Ben Hur sparks protest

PUBLISHED: 17:57 23 September 2009 | UPDATED: 17:10 25 August 2010

DEMO: Animal welfare protesters outside the O2.

DEMO: Animal welfare protesters outside the O2.

ANIMAL rights protesters have been campaigning against the use of more than 100 animals in a new blockbuster show.

ANIMAL rights' protesters have been campaigning against the use of more than 100 animals in a new blockbuster show.

Horses, camels, donkeys, chickens, falcons and eagles are used in Ben Hur Live, which had its world premiere at the O2 arena in Greenwich last Thursday before embarking on a year-long European tour.

But according to campaigners from the People for the Ethical Treatment of Animals (PETA), who were protesting outside venue, the animals are experiencing fear and stress when they are subjected to confinement, intensive training, loud noise, bright lights and unfamiliar environments.

PETA Europe's Poorva Joshipura said: "The actors involved in Ben Hur Live have chosen to participate, but the horses, vulnerable birds and other animals used as living props are forced into this rock concert-like environment that is terrifying for them.

"The use of animals in entertainment belongs in history books, not at the O2 arena in the 21st century after we have learned so much about animals' needs, interests and behaviour."

A spokesperson for Art Concerts said: "We and The O2 have consulted the RSPCA since the beginning of this project and they are happy that we have not contravened any UK animal welfare laws. We have been open and transparent regarding sharing information about the animals involved in the production of Ben Hur Live. Since the beginning we have insisted that the animals are the stars of the show and are therefore treated as such."

A spokesperson for the RSPCA said: "The production team also invited the RSPCA to view the areas where horses are kept when they are not performing.

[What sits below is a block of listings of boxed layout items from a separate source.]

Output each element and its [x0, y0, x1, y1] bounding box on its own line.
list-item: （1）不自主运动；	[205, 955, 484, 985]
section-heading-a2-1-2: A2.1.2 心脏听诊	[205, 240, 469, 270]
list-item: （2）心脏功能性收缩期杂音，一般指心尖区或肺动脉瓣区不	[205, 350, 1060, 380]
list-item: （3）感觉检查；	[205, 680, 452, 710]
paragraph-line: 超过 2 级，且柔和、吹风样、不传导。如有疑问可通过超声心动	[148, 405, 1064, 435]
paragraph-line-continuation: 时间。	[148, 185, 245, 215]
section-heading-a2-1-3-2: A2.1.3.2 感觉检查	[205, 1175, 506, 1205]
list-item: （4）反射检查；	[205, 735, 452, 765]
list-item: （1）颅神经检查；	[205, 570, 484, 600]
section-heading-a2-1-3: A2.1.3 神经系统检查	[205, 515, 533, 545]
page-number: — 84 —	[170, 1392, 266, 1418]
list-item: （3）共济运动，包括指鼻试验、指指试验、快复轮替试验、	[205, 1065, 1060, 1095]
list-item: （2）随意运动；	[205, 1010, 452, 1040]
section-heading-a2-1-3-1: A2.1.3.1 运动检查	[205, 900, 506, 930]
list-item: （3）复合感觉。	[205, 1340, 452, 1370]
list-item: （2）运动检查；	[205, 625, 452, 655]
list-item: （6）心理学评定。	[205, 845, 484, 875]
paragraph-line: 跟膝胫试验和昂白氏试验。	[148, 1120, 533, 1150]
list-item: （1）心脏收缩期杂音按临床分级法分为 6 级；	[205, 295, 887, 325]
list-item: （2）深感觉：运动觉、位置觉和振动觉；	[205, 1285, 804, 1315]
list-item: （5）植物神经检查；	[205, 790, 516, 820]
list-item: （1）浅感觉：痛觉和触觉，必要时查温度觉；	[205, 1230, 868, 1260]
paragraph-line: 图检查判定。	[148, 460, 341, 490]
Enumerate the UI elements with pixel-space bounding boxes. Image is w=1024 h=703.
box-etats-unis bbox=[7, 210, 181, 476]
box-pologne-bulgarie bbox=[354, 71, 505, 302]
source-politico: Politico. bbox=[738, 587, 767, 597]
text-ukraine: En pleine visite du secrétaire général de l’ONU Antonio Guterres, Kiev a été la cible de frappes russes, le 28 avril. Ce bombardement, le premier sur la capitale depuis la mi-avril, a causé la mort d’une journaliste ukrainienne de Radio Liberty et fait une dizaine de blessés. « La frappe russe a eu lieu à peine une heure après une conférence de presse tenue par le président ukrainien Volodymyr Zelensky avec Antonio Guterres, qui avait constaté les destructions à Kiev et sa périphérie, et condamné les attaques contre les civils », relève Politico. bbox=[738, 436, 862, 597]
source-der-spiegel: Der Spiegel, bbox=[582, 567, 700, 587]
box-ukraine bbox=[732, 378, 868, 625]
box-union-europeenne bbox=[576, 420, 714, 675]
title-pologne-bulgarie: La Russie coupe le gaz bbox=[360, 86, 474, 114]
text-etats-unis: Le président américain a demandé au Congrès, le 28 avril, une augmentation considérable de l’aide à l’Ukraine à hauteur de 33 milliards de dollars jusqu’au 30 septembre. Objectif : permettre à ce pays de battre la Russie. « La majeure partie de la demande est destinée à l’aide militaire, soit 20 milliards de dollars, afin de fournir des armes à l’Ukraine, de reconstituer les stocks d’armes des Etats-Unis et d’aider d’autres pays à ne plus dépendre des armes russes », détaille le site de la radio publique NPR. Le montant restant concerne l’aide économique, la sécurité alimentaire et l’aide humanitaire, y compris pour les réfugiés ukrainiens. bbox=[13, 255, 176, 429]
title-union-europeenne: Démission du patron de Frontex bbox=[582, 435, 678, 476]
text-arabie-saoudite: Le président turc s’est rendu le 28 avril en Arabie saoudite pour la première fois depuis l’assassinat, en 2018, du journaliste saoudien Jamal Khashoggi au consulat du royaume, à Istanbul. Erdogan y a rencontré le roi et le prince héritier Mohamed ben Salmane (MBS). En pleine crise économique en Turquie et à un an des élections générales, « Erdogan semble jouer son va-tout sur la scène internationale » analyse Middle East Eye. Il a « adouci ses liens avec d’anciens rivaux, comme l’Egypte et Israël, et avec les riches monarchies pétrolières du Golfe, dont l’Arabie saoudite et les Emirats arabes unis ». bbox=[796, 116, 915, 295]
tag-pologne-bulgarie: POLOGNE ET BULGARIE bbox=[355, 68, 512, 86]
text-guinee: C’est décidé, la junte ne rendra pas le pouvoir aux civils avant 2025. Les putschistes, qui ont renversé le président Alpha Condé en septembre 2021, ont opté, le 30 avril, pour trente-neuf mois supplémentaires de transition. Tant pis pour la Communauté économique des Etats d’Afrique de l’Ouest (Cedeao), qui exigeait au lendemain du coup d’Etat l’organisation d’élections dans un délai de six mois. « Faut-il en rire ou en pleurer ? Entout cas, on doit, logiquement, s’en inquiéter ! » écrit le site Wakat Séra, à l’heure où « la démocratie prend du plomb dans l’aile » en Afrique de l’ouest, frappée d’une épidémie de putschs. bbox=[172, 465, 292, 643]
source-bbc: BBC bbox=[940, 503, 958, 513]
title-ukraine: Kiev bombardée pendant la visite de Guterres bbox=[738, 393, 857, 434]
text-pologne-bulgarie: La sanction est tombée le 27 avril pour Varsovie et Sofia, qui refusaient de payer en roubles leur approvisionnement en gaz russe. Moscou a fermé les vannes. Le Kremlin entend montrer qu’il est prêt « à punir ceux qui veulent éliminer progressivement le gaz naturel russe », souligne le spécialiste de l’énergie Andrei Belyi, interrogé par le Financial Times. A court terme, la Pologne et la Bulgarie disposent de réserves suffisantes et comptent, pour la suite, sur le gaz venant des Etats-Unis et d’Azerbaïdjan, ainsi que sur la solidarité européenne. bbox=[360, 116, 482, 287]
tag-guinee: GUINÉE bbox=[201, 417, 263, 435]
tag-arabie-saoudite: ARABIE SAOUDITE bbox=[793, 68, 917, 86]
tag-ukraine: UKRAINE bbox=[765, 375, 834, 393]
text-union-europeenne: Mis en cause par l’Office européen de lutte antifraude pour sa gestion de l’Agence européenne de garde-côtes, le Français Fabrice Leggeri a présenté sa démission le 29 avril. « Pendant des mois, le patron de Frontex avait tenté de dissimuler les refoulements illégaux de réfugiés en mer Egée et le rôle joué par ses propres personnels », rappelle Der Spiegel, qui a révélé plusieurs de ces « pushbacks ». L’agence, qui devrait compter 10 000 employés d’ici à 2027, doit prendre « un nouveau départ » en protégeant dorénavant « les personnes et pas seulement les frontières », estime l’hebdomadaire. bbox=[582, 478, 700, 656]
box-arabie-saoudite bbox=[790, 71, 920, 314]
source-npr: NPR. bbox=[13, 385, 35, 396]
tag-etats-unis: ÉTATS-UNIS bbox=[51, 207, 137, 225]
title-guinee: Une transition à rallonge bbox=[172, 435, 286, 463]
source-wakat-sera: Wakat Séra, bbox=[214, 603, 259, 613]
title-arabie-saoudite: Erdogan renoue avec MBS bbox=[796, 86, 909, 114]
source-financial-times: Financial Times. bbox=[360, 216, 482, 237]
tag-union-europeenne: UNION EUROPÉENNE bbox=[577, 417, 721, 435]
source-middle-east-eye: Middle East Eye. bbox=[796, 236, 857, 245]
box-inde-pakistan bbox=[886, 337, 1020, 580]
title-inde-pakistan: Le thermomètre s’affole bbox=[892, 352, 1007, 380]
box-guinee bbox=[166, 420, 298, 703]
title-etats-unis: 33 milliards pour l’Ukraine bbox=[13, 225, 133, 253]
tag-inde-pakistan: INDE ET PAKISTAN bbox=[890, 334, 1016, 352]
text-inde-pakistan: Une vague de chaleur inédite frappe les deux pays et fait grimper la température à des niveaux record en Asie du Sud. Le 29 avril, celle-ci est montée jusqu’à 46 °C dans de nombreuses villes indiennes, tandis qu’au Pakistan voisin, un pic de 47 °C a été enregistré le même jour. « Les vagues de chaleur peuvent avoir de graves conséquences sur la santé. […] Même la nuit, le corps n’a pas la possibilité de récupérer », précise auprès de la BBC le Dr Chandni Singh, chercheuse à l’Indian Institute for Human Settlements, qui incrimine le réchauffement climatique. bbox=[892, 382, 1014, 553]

"Based on what we have seen and discussed with the producers of Ben Hur Live, we are confident that the ways in which horses are being kept and transported during the production do not contravene any UK animal welfare laws. However, we believe further improvements can be made and have passed on our recommendations to the Ben Hur production team. The society hopes that like all previous guidance and advice offered to them, the production team will take these recommendations on board."